Compartment Syndrome — ABOS Oral Boards Preparation
What examiners expect and how to prepare
Clinical Scenario
A 19-year-old right-hand-dominant male college soccer player presents to the emergency department 4 hours after sustaining a closed tibial shaft fracture during a game. He was initially splinted at an urgent care center and sent to your facility. He reports escalating pain in his right leg that is not controlled by IV morphine. He rates his pain 9/10. On exam, the right leg is in a well-padded short leg splint. After splint removal, the anterior compartment is tense and firm. He has severe pain with passive extension of the toes — particularly the great toe. Active dorsiflexion is present but weak and painful. The lateral and deep posterior compartments are firm. Sensation is diminished in the first web space (deep peroneal nerve distribution). Pedal pulses are palpable and 2+.
Radiographs obtained at the outside facility show a minimally displaced transverse tibial shaft fracture at the junction of the middle and distal thirds. The fibula is intact.

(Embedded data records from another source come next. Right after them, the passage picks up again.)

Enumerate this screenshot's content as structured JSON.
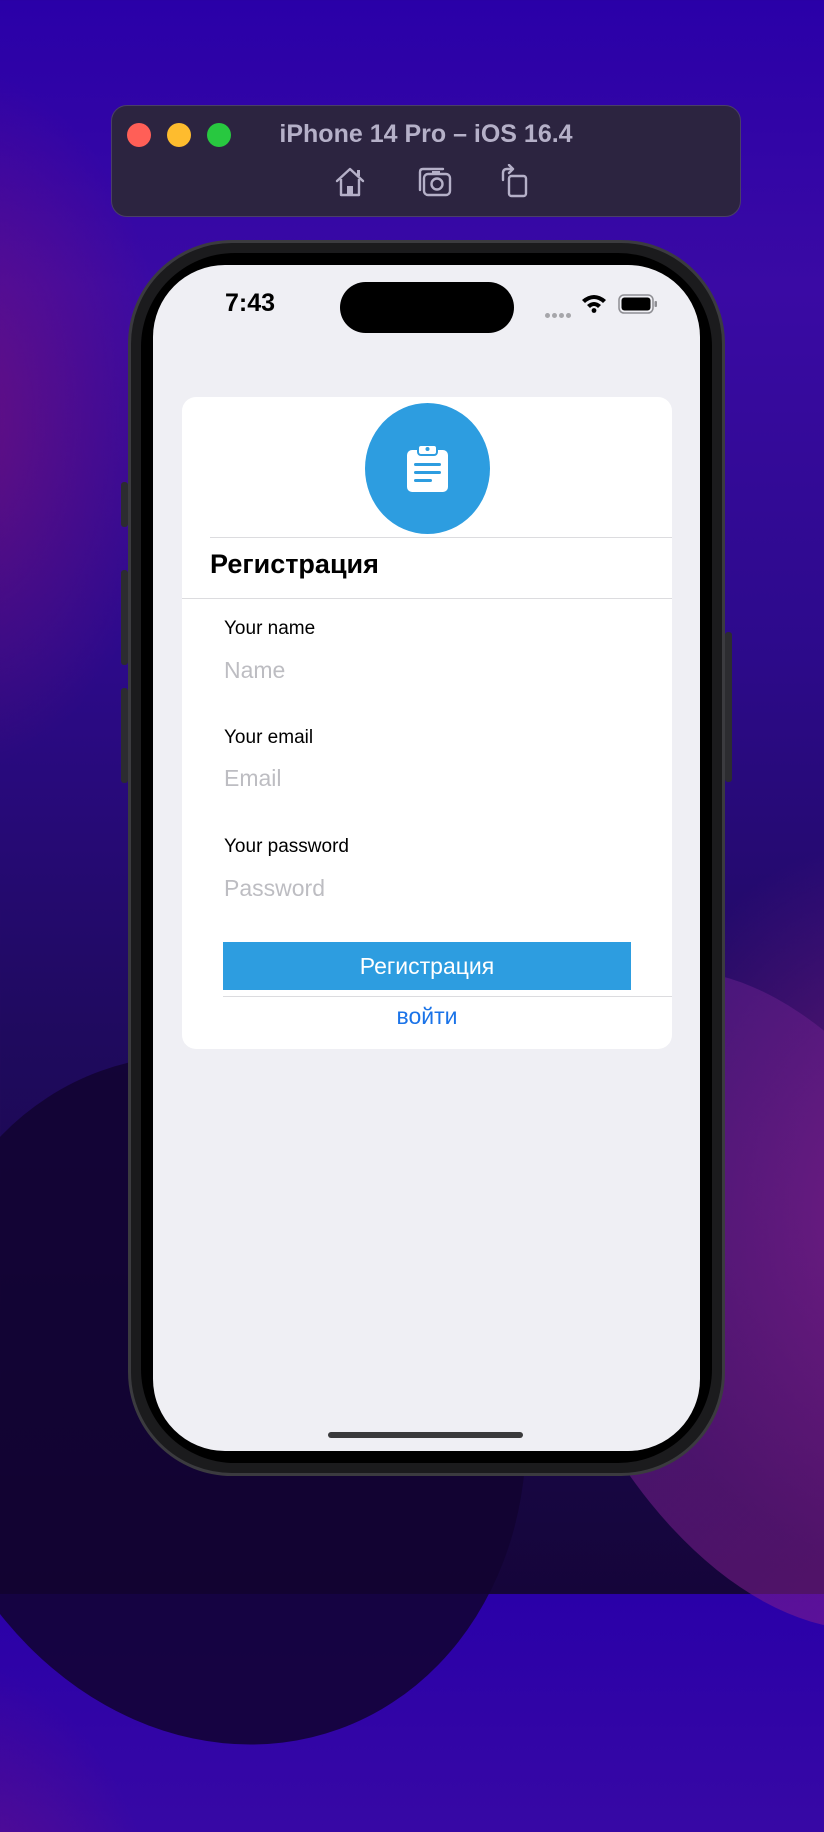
{
  "simulator": {
    "title": "iPhone 14 Pro – iOS 16.4",
    "tools": [
      {
        "icon": "home-icon"
      },
      {
        "icon": "screenshot-camera-icon"
      },
      {
        "icon": "rotate-icon"
      }
    ]
  },
  "status_bar": {
    "time": "7:43",
    "icons": [
      "cellular-signal-icon",
      "wifi-icon",
      "battery-icon"
    ]
  },
  "card": {
    "avatar_icon": "clipboard-icon",
    "accent_color": "#2d9de0",
    "title": "Регистрация",
    "fields": [
      {
        "label": "Your name",
        "placeholder": "Name",
        "value": ""
      },
      {
        "label": "Your email",
        "placeholder": "Email",
        "value": ""
      },
      {
        "label": "Your password",
        "placeholder": "Password",
        "value": ""
      }
    ],
    "register_button": "Регистрация",
    "login_link": "войти",
    "link_color": "#1a73e8"
  }
}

You diagnosed acute compartment syndrome based on clinical findings and performed emergent four-compartment fasciotomy through a two-incision technique. Intraoperatively, all four compartments were decompressed with bulging muscle noted in the anterior and lateral compartments. Muscle appeared viable with contractility on stimulation. The tibial fracture was stabilized with an intramedullary nail through the same anesthetic. Fasciotomy wounds were managed with vessel loops and wound VAC, with delayed primary closure performed at 48 hours once swelling subsided.
What Examiners Look For
- Data gathering: The clinical presentation drives this diagnosis — pain out of proportion, pain with passive stretch, and a tense compartment. Can you present the classic findings in order of reliability?
- Diagnosis: When do you measure compartment pressures versus operating on clinical suspicion alone? What is the delta-P threshold and how is it calculated?
- Treatment plan: Describe the two-incision technique — where do you place your incisions, which compartments does each access, and what are the critical structures at risk?
- Technical skill: How do you confirm complete fascial release in all four compartments? What are the boundaries of each compartment?
- Complications: What if you perform fasciotomy and the muscle is dead? How do you handle non-viable muscle? What about missed compartment syndrome presenting at 24 hours?
- Ethics: Discuss the medicolegal implications — compartment syndrome is one of the most litigated complications in orthopedics.
Common Pitfalls
- Waiting for a loss of pulse to diagnose compartment syndrome — this is a late finding, and waiting for it means tissue death.
- Relying solely on compartment pressure measurements in a clinically obvious presentation — clinical diagnosis is sufficient.
- Not knowing the four compartments of the leg and their contents — this is foundational anatomy the examiner expects instantly.
- Performing a single-incision fasciotomy and failing to decompress the deep posterior compartment.
- Not discussing the obtunded or intubated patient — when clinical exam is unreliable, how do you make the diagnosis?